The Liyutan reservoir is an off-site reservoir, but the water quality of the reservoir gradually became eutrophic. The objective of this study was to identify the causes and solve this problem. We collected local monitoring data and applied models to illuminate the potential pollution sources and their impacts on reservoir water quality. A watershed model, SWMM, and a reservoir model, Vollenweider model, were linked. The SWMM provided clear spatial information, and the Vollenweider model linked the TP loads from the watershed and TP concentration in the reservoir. With quantitative tools, decision makers can easily develop pollution reduction strategies based on predicted water quality.

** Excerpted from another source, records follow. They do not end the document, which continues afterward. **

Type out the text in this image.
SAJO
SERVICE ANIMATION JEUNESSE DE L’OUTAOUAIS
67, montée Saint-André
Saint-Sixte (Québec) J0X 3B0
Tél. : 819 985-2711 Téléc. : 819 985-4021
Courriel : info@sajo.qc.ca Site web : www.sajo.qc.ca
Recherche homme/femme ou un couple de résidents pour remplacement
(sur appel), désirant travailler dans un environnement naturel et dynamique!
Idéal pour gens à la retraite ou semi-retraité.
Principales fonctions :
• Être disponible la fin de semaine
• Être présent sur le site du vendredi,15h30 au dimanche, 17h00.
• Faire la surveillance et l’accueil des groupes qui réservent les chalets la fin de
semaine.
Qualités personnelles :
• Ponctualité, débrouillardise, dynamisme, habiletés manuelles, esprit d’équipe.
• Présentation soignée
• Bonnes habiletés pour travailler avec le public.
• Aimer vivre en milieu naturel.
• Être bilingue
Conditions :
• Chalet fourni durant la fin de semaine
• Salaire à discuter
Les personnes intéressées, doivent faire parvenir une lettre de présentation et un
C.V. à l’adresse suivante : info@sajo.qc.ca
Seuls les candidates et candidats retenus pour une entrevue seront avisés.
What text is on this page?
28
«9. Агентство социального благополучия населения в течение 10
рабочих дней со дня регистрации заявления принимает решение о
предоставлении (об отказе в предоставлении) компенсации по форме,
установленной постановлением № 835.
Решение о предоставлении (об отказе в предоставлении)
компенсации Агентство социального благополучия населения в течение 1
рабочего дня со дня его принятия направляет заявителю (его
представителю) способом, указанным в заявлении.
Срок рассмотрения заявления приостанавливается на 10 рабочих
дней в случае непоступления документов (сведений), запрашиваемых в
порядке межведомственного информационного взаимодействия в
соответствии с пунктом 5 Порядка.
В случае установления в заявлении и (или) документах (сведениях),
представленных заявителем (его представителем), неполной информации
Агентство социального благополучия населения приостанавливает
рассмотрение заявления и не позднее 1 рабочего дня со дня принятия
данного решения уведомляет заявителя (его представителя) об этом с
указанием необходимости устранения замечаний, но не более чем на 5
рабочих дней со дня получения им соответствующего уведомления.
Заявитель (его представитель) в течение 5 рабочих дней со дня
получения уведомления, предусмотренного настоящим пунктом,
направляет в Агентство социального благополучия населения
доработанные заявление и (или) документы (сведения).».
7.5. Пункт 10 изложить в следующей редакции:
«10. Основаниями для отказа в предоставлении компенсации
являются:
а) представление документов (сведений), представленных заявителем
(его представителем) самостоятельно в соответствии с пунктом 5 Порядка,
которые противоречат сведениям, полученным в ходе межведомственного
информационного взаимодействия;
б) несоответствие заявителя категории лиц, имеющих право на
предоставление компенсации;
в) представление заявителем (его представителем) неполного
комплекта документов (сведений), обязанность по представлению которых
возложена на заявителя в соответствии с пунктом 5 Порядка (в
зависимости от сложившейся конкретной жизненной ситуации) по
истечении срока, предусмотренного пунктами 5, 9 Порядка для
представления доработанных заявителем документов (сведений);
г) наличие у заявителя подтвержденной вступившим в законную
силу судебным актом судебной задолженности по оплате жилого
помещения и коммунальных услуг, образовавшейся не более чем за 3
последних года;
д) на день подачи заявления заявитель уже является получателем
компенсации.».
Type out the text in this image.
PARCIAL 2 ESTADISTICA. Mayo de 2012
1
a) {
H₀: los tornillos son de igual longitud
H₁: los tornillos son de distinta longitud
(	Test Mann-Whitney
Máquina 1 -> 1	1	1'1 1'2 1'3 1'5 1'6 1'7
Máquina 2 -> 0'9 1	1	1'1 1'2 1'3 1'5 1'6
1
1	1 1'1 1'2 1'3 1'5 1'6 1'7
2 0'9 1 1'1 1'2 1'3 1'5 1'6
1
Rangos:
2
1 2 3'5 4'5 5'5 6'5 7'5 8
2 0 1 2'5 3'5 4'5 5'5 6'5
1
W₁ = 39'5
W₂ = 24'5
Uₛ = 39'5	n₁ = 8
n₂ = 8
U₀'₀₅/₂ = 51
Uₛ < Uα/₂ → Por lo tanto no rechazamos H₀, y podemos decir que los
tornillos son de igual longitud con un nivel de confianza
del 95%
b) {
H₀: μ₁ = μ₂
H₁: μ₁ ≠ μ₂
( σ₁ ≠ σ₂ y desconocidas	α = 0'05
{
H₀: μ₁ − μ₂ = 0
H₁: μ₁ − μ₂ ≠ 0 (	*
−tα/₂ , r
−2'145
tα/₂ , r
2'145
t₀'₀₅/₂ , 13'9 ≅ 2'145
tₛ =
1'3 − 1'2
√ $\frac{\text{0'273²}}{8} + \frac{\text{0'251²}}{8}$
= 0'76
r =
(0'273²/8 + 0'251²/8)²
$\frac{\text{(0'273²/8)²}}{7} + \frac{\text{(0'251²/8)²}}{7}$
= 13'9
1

The TP loads from outside the watershed occupied 1/3 of total loads; therefore, the water introduced to this reservoir was considered background data. Pollution control efforts are suggested to be implemented in high pollution potential areas. The pollution control measures are domestic PS control and agricultural NPS control in high pollution potential areas. Although there are 17% TP loads from PS and 83% from NPS, the control of PS is still important and effective because PS is a continuing emission. If all domestic wastewater can be treated to 2 mg/L TP and 50% TP loads are reduced from agricultural lands by BMPs, then the expected TP concentration can be obtained by the integrated models. This is valuable information for administrative agencies. However, the model application has uncertainties and limitations. To increase the model accuracy, we verified a model with dry weather and wet weather events. The dry weather simulations presented the quality of the evaluated PS loads, and the wet weather simulations confirmed the reliability of the simulated runoff quality, which is the NPS load. Four different model evaluation methods were applied. The results showed that the simulations for daily flow and TP in wet weather had good performance, but the TP in dry weather was good in the MAPE and PBIAS results and unsatisfactory in the R² and NSE values because of the unstable observed values.

This study addresses the establishment of a watershed management plan with integrated watershed and reservoir models, and this concept can be applied in other watersheds. Different scenarios can be designed and compared. It should be noted that the uncertainty of model parameters is unavoidable, but it can be reduced. More monitoring data result in less uncertainty. In this study, there were 4 wet weather sampling events, and they did not present all types of rainfall events. In the future, more wet weather samplings are suggested in order to help explain the properties of NPS.